Herr Innenminister, konnten Sie denn die Familie schon befragen, bei der der Flüchtling ja untergekommen sein soll?
Die Kriminalpolizei ist da vor Ort, bespricht das mit allen, die da im Umfeld tätig waren, in dem Heim, in der Wohnung, in der Pflegefamilie, das ist alles Gegenstand jetzt der Ermittlungen. Darüber hinaus will ich nur sagen, wir hoffen natürlich immer noch, dass die schwer verletzten überleben, es sind mindestens zwei lebensgefährlich verletzt. Ein Teil der Schwerverletzten stammt aus einer chinesischen Touristen-Familie, die zufällig in diesem Zug war. Ich möchte mich ausdrücklich bedanken bei den Einsatzkräften, Rettungskräften, die sehr schnell vor Ort waren, die die Schwerverletzten schnell ins Krankenhaus gebracht haben. Ich sage aber auch ausdrücklich ein Dankeschön an die Polizeibeamten, die hier sehr schnell reagiert haben. Es ist ja von dem Täter wohl noch eine Person in Heidingsfeld auf seinem Fluchtweg angegriffen und verletzt worden und es war dann schon wichtig, den Täter zu stoppen und zu verhindern, dass er noch andere Menschen angreift.

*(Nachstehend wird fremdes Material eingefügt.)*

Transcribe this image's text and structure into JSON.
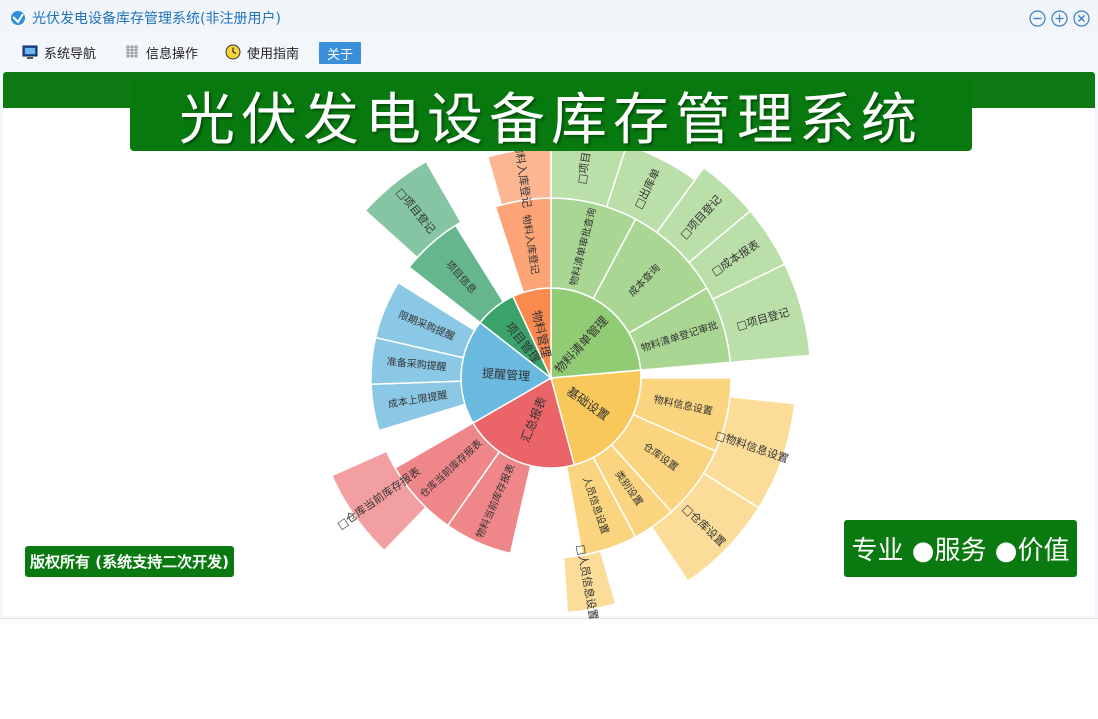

Herr Innenminister, der Angriff hat uns ja aber auch noch mal gezeigt, dass auch bei uns überall alles möglich ist. Welche Konsequenzen ziehen sie denn jetzt aus dem, was gestern passiert ist?

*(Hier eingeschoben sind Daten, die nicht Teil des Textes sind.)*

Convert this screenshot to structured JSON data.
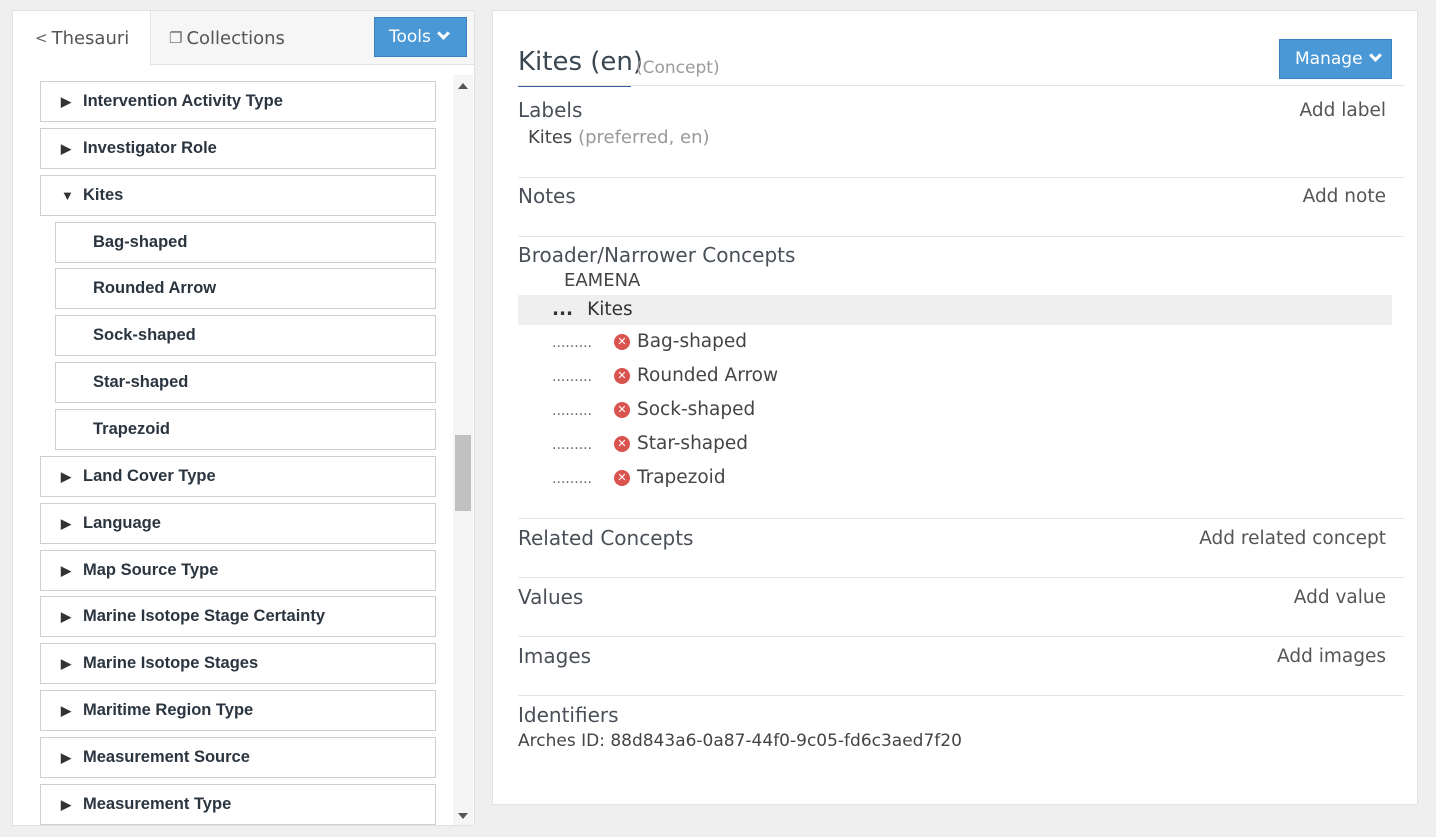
{
  "left_panel": {
    "tabs": [
      {
        "label": "Thesauri",
        "icon": "share-icon"
      },
      {
        "label": "Collections",
        "icon": "copy-icon"
      }
    ],
    "tools_label": "Tools",
    "tree": [
      {
        "label": "Intervention Activity Type",
        "level": 0,
        "state": "collapsed"
      },
      {
        "label": "Investigator Role",
        "level": 0,
        "state": "collapsed"
      },
      {
        "label": "Kites",
        "level": 0,
        "state": "expanded"
      },
      {
        "label": "Bag-shaped",
        "level": 1
      },
      {
        "label": "Rounded Arrow",
        "level": 1
      },
      {
        "label": "Sock-shaped",
        "level": 1
      },
      {
        "label": "Star-shaped",
        "level": 1
      },
      {
        "label": "Trapezoid",
        "level": 1
      },
      {
        "label": "Land Cover Type",
        "level": 0,
        "state": "collapsed"
      },
      {
        "label": "Language",
        "level": 0,
        "state": "collapsed"
      },
      {
        "label": "Map Source Type",
        "level": 0,
        "state": "collapsed"
      },
      {
        "label": "Marine Isotope Stage Certainty",
        "level": 0,
        "state": "collapsed"
      },
      {
        "label": "Marine Isotope Stages",
        "level": 0,
        "state": "collapsed"
      },
      {
        "label": "Maritime Region Type",
        "level": 0,
        "state": "collapsed"
      },
      {
        "label": "Measurement Source",
        "level": 0,
        "state": "collapsed"
      },
      {
        "label": "Measurement Type",
        "level": 0,
        "state": "collapsed"
      }
    ],
    "glyphs": {
      "collapsed": "▶",
      "expanded": "▼"
    }
  },
  "concept": {
    "title": "Kites (en)",
    "type": "(Concept)",
    "manage_label": "Manage"
  },
  "sections": {
    "labels": {
      "title": "Labels",
      "action": "Add label",
      "value": "Kites",
      "qualifier": "(preferred, en)"
    },
    "notes": {
      "title": "Notes",
      "action": "Add note"
    },
    "broader": {
      "title": "Broader/Narrower Concepts",
      "parent": "EAMENA",
      "current_dots": "...",
      "current": "Kites",
      "child_dots": ".........",
      "remove_glyph": "✕",
      "children": [
        "Bag-shaped",
        "Rounded Arrow",
        "Sock-shaped",
        "Star-shaped",
        "Trapezoid"
      ]
    },
    "related": {
      "title": "Related Concepts",
      "action": "Add related concept"
    },
    "values": {
      "title": "Values",
      "action": "Add value"
    },
    "images": {
      "title": "Images",
      "action": "Add images"
    },
    "identifiers": {
      "title": "Identifiers",
      "value": "Arches ID: 88d843a6-0a87-44f0-9c05-fd6c3aed7f20"
    }
  },
  "colors": {
    "primary": "#4a98d6",
    "remove": "#d9534f",
    "accent_underline": "#3a5f9e"
  }
}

Auch das muss sorgfältig analysiert werden, es ist völlig klar, es kann nicht in jedem Eisenbahnwaggon in Deutschland ein Polizeibeamter präsent sein. Wir haben das Ziel, insgesamt die Polizeipräsenz in Deutschland weiter zu erhöhen. Wir müssen insgesamt unsere Polizei überall in Deutschland, auch bei uns in Bayern, weiter verstärken. Aber klar ist auch, jemand, der als Einzeltäter mit einem Beil oder Messer unterwegs ist, das kann Ihnen letztendlich an jeder Straßenecke theoretisch irgendwo in Deutschland passieren, in jedem Dorf. Eine hundertprozentige Sicherheit dagegen kann es nicht geben, das müssen wir, denke ich, uns selbst klar eingestehen. Trotzdem die Sicherheitsmaßnahmen insgesamt weiter zu verstärken und zu versuchen, das ist die Herausforderung für die Zukunft, ganz klar, alles dafür zu tun, um möglichst frühzeitig Menschen, die völlig aus dem Ruder laufen, auf die Spur zu kommen, um möglichst frühzeitig zu erkennen, ob jemand hier böse Absichten hat. Das muss das Ziel sein. Aber nochmal: Eine hundertprozentige Sicherheit werden wir hier nie garantieren können.